Bello was a loyal Carolingian follower and his successor in the county were Carolingian appointees down to about the time of Oliba II, at which point the counties in the outlying regions were beginning to become hereditary possessions in the hands of locally well-endowed families. After Oliba, who ruled both Carcassonne and Razès, his patrimony was ruled jointly by his sons and grandsons. On the death of Acfred II in 933, Carcassonne passed to a woman and, by marriage, to the counts of Comminges.
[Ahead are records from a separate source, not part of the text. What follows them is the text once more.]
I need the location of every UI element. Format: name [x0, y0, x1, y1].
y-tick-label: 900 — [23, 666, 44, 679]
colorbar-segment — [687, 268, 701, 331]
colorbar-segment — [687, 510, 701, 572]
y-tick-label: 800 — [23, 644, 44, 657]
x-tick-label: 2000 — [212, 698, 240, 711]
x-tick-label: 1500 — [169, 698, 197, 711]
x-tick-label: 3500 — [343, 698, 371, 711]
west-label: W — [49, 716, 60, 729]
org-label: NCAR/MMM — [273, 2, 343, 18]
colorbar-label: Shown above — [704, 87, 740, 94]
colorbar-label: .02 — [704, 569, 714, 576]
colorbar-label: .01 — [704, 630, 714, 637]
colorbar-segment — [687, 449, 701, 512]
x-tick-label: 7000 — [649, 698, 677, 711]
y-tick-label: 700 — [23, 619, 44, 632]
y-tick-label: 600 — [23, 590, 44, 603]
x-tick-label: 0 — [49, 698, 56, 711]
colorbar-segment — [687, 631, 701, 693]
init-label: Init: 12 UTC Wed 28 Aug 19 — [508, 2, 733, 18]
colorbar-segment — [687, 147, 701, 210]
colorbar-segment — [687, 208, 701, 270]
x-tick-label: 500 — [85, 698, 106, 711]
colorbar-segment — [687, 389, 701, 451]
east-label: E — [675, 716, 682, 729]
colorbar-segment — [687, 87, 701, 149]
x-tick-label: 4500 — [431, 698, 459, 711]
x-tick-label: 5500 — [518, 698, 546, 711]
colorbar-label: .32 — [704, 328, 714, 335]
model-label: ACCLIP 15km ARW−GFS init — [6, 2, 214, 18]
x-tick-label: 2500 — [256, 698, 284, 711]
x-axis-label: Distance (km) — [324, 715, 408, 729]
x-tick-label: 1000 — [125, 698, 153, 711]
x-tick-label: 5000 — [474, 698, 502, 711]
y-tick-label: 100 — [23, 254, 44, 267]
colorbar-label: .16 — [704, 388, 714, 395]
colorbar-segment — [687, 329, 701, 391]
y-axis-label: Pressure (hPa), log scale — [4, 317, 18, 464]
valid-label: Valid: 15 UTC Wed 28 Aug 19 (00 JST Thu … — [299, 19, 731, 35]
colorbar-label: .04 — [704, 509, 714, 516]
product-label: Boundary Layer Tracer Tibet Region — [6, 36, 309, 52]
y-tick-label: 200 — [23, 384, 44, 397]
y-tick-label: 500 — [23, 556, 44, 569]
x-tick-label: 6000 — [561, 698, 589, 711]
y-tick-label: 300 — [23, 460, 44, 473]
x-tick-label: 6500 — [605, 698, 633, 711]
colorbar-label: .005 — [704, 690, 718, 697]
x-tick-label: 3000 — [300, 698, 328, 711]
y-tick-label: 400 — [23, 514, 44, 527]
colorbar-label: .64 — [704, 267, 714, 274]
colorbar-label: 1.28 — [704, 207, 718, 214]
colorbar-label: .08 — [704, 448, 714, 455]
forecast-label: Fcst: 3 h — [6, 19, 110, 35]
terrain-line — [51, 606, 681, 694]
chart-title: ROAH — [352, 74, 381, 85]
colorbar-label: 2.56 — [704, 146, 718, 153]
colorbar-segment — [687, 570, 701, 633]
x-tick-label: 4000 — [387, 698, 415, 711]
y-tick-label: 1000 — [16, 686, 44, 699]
The counts of Comminges continued the practice, extensive in the Midi, of associating brothers, sons, grandsons, and nephews in the government. In 1068, however, Carcassonne was divided among the three daughters of Peter II. In 1069, they sold their comital rights to Raymond Berengar I of Barcelona. The county was subsumed within Barcelona thereafter, though a viscounty was created in 1082 by Raymond Berengar II.

==Counts of Carcassonne==

===Bellonid Dynasty===

- 790 - 810 Bello
- 810 - 821 Guisclafred, son of Bello
- 821 - 837 Oliba I, son of Bello

===Guilhemides (Williami)===

- 837 - 844 Bernard, also count of Barcelona, son of Saint William of Gellone

===Visigoth rulers===

- 844 - 845 Argila, son of Bera, first count of Barcelona
- 845 - 850 Bera II, also count of Razès
- 850 Miro Eutil

===House of Rouergue===

- 850 - 852 Fredelo, also count of Toulouse, son of Fulcoald of Rouergue
- 852 - 863 Raymond I, also count of Toulouse, son of Fulcoald of Rouergue

===Hunfridings===

- 863 - 864 Humphrey, also count of Barcelona

===Bellonid Dynasty===

- 865 - 872 Oliba II, son of Oliba I

===Guilhemides (Williami)===

- 872 Bernard II, also count of Barcelona, son of Bernard I, count of Poitou

===Bellonid Dynasty===

- 872 - 877 Oliba II, second time
- 877 - 906 Acfred I, son of Oliba I
- 906 - 908 Bencion I, son of Oliba II
- 908 - 934 Acfred II, son of Oliba II
- 934 Arsenda, daughter of Acfred II
  - 934 - 957 Arnold, also count of Comminges, husband of Arsenda. See House of Comminges below.

===House of Comminges===

- 957 - 1012 Roger I, son of Arsenda of Carcassonne and Arnold of Comminges
  - until 1010 Raymond II Roger, son of Roger I
  - until 1010 Peter I Roger, son of Roger I
- 1012 - 1034 William I, nephew of Roger I
  - 1012 - 1034 Peter II
- 1034 - 1068 Raymond II, second time
  - 1034 - 1059 Peter II, second time
  - from 1034 Peter III
  - from 1034 Bernard II
- 1068 - 1069 Garsenda,Ermengarde, and Adelaide, daughters of Peter II
Sold to County of Barcelona.

==Viscounts of Carcassonne and Razès==

In 1069, Garsenda, Ermengarde, and Adelaide sold their comital rights to Carcassonne to Count Ramon Berenguer I of Barcelona. At some point, Ermengarde married Raymond Bernard of Nîmes, a member of the Trencavel family. Their son, Bernard Ato IV, retook Carcassonne in 1125.

===Trencavels===
- 1101 - 1129 Bernard Ato IV
- 1129 - 1150 Roger I, son of Bernard Ato IV
- 1150 - 1167 Raymond I, son of Bernard Ato IV
- 1167 - 1194 Roger II, son of Raymond I
- 1194 - 1209 Raymond Roger, son of Roger II
- 1224 - 1226 Raymond II, son of Raymond Roger

===House of Montfort===
- 1209 - 1218 Simon IV de Montfort, son of Simon de Montfort, lord of Montfort l'Amaury
- 1218 - 1224 Amaury de Montfort, son of Simon IV

Annexed to Crown of France between 1226 and 1240 and from 1247 permanently.